Data quality

Author: Dr Matthew Alderdice, Head of Data Science

How much does ensuring data quality cost your organisation? Most CROs would find it challenging to translate quality management into a monetary value. However, research shows that failed or heavily delayed trials and studies can significantly impact both the sponsor and the CRO, leading to reputational damage, job losses, share price devaluation, potentially huge costs of rework and, in extreme cases, ‘rescue studies’. One report estimates that delays to a trial can cost between $600,000 to $8 million per day, whilst FDA research highlights that companies reporting quality issues suffered an average share price drop of nearly 17%.

Many reports highlight poor data quality and missing data as a significant reason for unsuccessful trials, preclinical projects and studies. Such errors are typically driven by the acceleration of data volume and the proliferation of multiple data types that are now present in modern healthcare, which has made data integration and analysis considerably more complex. More stringent regulations and the accumulation of vast quantities of data across multiple siloed systems can quickly cause errors in established processes.

A more positive question to ask is, how much can data quality earn for your company? Better data quality reduces costs and increases sales, brand equity, and productivity. Most importantly, better data helps accelerate the development of new and more effective drugs for those that urgently need them.

 

 

 

Myths about Data Quality

myths

As data experts, we hear many myths about data quality. Here’s the truth behind five of the most common ones:

Quality Myth #1:

Data quality can only be implemented by a team of skilled data scientists and engineers.

The truth:  Until now, many systems for managing data quality were so complex that only staff with years of experience could operate them successfully. However, new platforms are emerging that have been explicitly designed with the user experience in mind and have a much lower barrier to entry – meaning anyone with the appropriate training can operate them. 

Quality Myth #2:

The cost of establishing, maintaining, and re-evaluating data quality is usually very high.

The truth: If you are relying on manual processes and teams of people to verify data, then yes, the costs can be very high. However, machine learning and analytics can automatically monitor data integrity and automate time-consuming and laborious tasks, leading to error-free data and reduced expenditure.

Quality Myth #3:

A data quality management platform will solve all of your quality issues.

The truth: A data quality management platform is an essential part of maintaining the quality of your data. However, you also need to ensure that data quality is seen as a priority across the organisation: so buy-in from your leadership team is just as important.

Quality Myth #4:

Sponsors, not CROs, are solely responsible for the quality of their data.
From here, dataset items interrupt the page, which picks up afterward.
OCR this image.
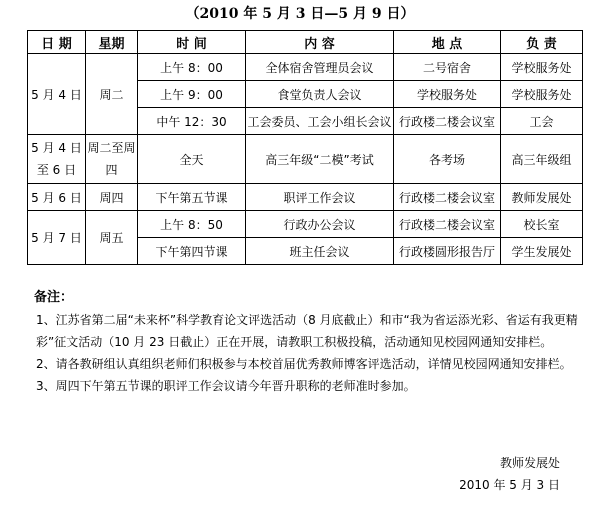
（2010 年 5 月 3 日—5 月 9 日）
日 期	星期	时 间	内 容	地 点	负 责
5 月 4 日	周二	上午 8：00	全体宿舍管理员会议	二号宿舍	学校服务处
		上午 9：00	食堂负责人会议	学校服务处	学校服务处
		中午 12：30	工会委员、工会小组长会议	行政楼二楼会议室	工会
5 月 4 日至 6 日	周二至周四	全天	高三年级“二模”考试	各考场	高三年级组
5 月 6 日	周四	下午第五节课	职评工作会议	行政楼二楼会议室	教师发展处
5 月 7 日	周五	上午 8：50	行政办公会议	行政楼二楼会议室	校长室
		下午第四节课	班主任会议	行政楼圆形报告厅	学生发展处
备注：

1、江苏省第二届“未来杯”科学教育论文评选活动（8 月底截止）和市“我为省运添光彩、省运有我更精彩”征文活动（10 月 23 日截止）正在开展，请教职工积极投稿，活动通知见校园网通知安排栏。

2、请各教研组认真组织老师们积极参与本校首届优秀教师博客评选活动，详情见校园网通知安排栏。

3、周四下午第五节课的职评工作会议请今年晋升职称的老师准时参加。

教师发展处
2010 年 5 月 3 日
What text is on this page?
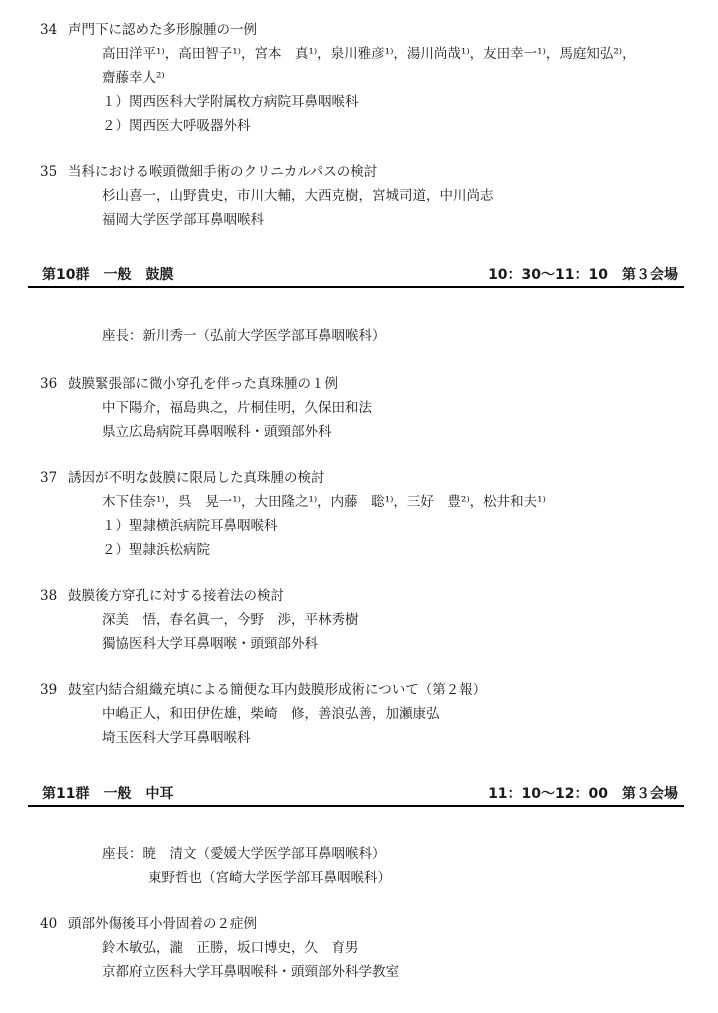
34 声門下に認めた多形腺腫の一例
高田洋平¹⁾，高田智子¹⁾，宮本　真¹⁾，泉川雅彦¹⁾，湯川尚哉¹⁾，友田幸一¹⁾，馬庭知弘²⁾，
齋藤幸人²⁾
１）関西医科大学附属枚方病院耳鼻咽喉科
２）関西医大呼吸器外科
35 当科における喉頭微細手術のクリニカルパスの検討
杉山喜一，山野貴史，市川大輔，大西克樹，宮城司道，中川尚志
福岡大学医学部耳鼻咽喉科
第10群　一般　鼓膜	10：30〜11：10　第３会場
座長：新川秀一（弘前大学医学部耳鼻咽喉科）
36 鼓膜緊張部に微小穿孔を伴った真珠腫の１例
中下陽介，福島典之，片桐佳明，久保田和法
県立広島病院耳鼻咽喉科・頭頸部外科
37 誘因が不明な鼓膜に限局した真珠腫の検討
木下佳奈¹⁾，呉　晃一¹⁾，大田隆之¹⁾，内藤　聡¹⁾，三好　豊²⁾，松井和夫¹⁾
１）聖隷横浜病院耳鼻咽喉科
２）聖隷浜松病院
38 鼓膜後方穿孔に対する接着法の検討
深美　悟，春名眞一，今野　渉，平林秀樹
獨協医科大学耳鼻咽喉・頭頸部外科
39 鼓室内結合組織充填による簡便な耳内鼓膜形成術について（第２報）
中嶋正人，和田伊佐雄，柴崎　修，善浪弘善，加瀬康弘
埼玉医科大学耳鼻咽喉科
第11群　一般　中耳	11：10〜12：00　第３会場
座長：暁　清文（愛媛大学医学部耳鼻咽喉科）
東野哲也（宮崎大学医学部耳鼻咽喉科）
40 頭部外傷後耳小骨固着の２症例
鈴木敏弘，瀧　正勝，坂口博史，久　育男
京都府立医科大学耳鼻咽喉科・頭頸部外科学教室
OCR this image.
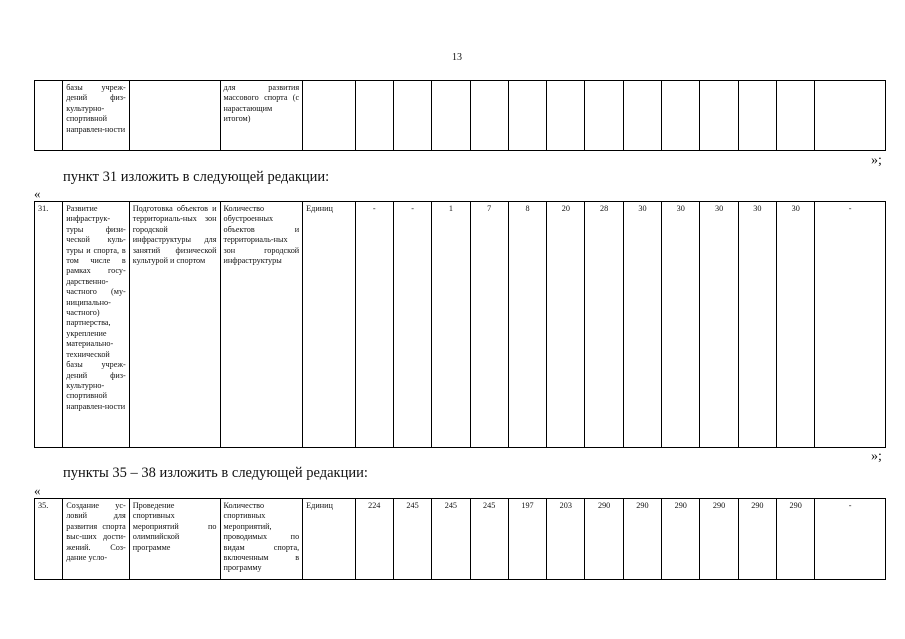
13
	базы учреж-дений физ-культурно-спортивной направлен-ности		для развития массового спорта (с нарастающим итогом)														
»;
пункт 31 изложить в следующей редакции:
«
31.	Развитие инфраструк-туры физи-ческой куль-туры и спорта, в том числе в рамках госу-дарственно-частного (му-ниципально-частного) партнерства, укрепление материально-технической базы учреж-дений физ-культурно-спортивной направлен-ности	Подготовка объектов и территориаль-ных зон городской инфраструктуры для занятий физической культурой и спортом	Количество обустроенных объектов и территориаль-ных зон городской инфраструктуры	Единиц	-	-	1	7	8	20	28	30	30	30	30	30	-
»;
пункты 35 – 38 изложить в следующей редакции:
«
35.	Создание ус-ловий для развития спорта выс-ших дости-жений. Соз-дание усло-	Проведение спортивных мероприятий по олимпийской программе	Количество спортивных мероприятий, проводимых по видам спорта, включенным в программу	Единиц	224	245	245	245	197	203	290	290	290	290	290	290	-
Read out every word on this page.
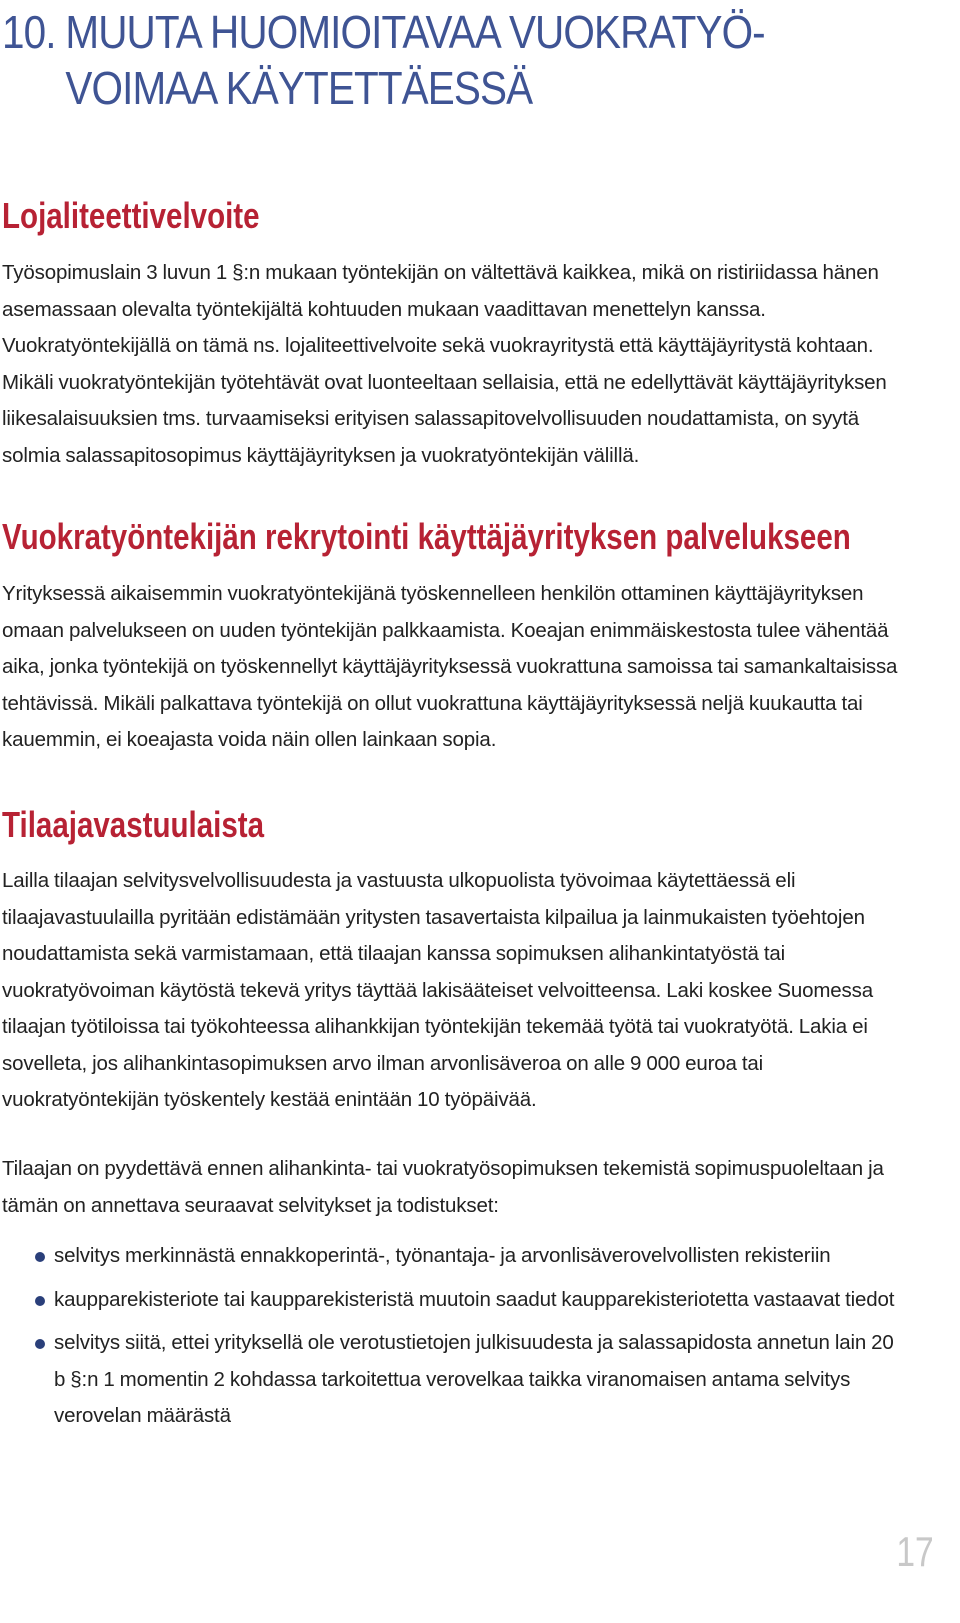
10. MUUTA HUOMIOITAVAA VUOKRATYÖ-
VOIMAA KÄYTETTÄESSÄ
Lojaliteettivelvoite

Työsopimuslain 3 luvun 1 §:n mukaan työntekijän on vältettävä kaikkea, mikä on ristiriidassa hänen asemassaan olevalta työntekijältä kohtuuden mukaan vaadittavan menettelyn kanssa. Vuokratyöntekijällä on tämä ns. lojaliteettivelvoite sekä vuokrayritystä että käyttäjäyritystä kohtaan. Mikäli vuokratyöntekijän työtehtävät ovat luonteeltaan sellaisia, että ne edellyttävät käyttäjäyrityksen liikesalaisuuksien tms. turvaamiseksi erityisen salassapitovelvollisuuden noudattamista, on syytä solmia salassapitosopimus käyttäjäyrityksen ja vuokratyöntekijän välillä.

Vuokratyöntekijän rekrytointi käyttäjäyrityksen palvelukseen

Yrityksessä aikaisemmin vuokratyöntekijänä työskennelleen henkilön ottaminen käyttäjäyrityksen omaan palvelukseen on uuden työntekijän palkkaamista. Koeajan enimmäiskestosta tulee vähentää aika, jonka työntekijä on työskennellyt käyttäjäyrityksessä vuokrattuna samoissa tai samankaltaisissa tehtävissä. Mikäli palkattava työntekijä on ollut vuokrattuna käyttäjäyrityksessä neljä kuukautta tai kauemmin, ei koeajasta voida näin ollen lainkaan sopia.

Tilaajavastuulaista

Lailla tilaajan selvitysvelvollisuudesta ja vastuusta ulkopuolista työvoimaa käytettäessä eli tilaajavastuulailla pyritään edistämään yritysten tasavertaista kilpailua ja lainmukaisten työehtojen noudattamista sekä varmistamaan, että tilaajan kanssa sopimuksen alihankintatyöstä tai vuokratyövoiman käytöstä tekevä yritys täyttää lakisääteiset velvoitteensa. Laki koskee Suomessa tilaajan työtiloissa tai työkohteessa alihankkijan työntekijän tekemää työtä tai vuokratyötä. Lakia ei sovelleta, jos alihankintasopimuksen arvo ilman arvonlisäveroa on alle 9 000 euroa tai vuokratyöntekijän työskentely kestää enintään 10 työpäivää.

Tilaajan on pyydettävä ennen alihankinta- tai vuokratyösopimuksen tekemistä sopimuspuoleltaan ja tämän on annettava seuraavat selvitykset ja todistukset:

selvitys merkinnästä ennakkoperintä-, työnantaja- ja arvonlisäverovelvollisten rekisteriin
kaupparekisteriote tai kaupparekisteristä muutoin saadut kaupparekisteriotetta vastaavat tiedot
selvitys siitä, ettei yrityksellä ole verotustietojen julkisuudesta ja salassapidosta annetun lain 20 b §:n 1 momentin 2 kohdassa tarkoitettua verovelkaa taikka viranomaisen antama selvitys verovelan määrästä
17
The truth: Whilst ultimate responsibility for data quality rests with the sponsor, CROs need to take every precaution they can to ensure data quality. We know that accurate data increases the chances of a successful trial, preclinical projects or study, generating significant benefits for CROs, including happy sponsors who will return for repeat business. Other benefits could include; case studies, white papers and other marketing collateral that can drive future sales. 

 

What are the causes of poor data quality?

Poor Quality Data

1. A lack of quality control over the collection and recording of study data. 

It’s often not practical or possible for teams to manually review each other’s study data. However, accidental duplicates, unintended missingness and typographical errors can ultimately derail a project. Unfortunately, improving how data is collected and reviewed as part of a broader data quality initiative is often not seen as a top priority by organisations.

2. Differing interpretations and implementation of GCPs, SOPs and protocols. 

There can be multiple reasons for this, including the sudden departure of essential staff/introduction of new staff mid-study and short timeframes, insufficient communication or changes to the study. These factors can result in accidental deviations from even the most carefully-crafted protocols. 

3. Poor (or lack of) management supervision or quality control of task completion during the study. 

Implementing an oversight plan is part of quality by design. When managing subcontractors, oversight plans are a must.

4. Loss of key staff

CROs compete with biotech and pharma for highly skilled professionals, and job turnover is increasing, hitting 30% in 2018. The sudden departure of key staff during a trial or preclinical project, with the accompanying loss of know-how and knowledge and delays whilst replacements, are recruited, can cause serious problems. In particular, data quality can be severely impacted with new staff struggling to get up to speed with systems and processes and the accelerating volume of data and accompanying protocols, leading to errors. 

5. Poor communication between sponsor and CRO.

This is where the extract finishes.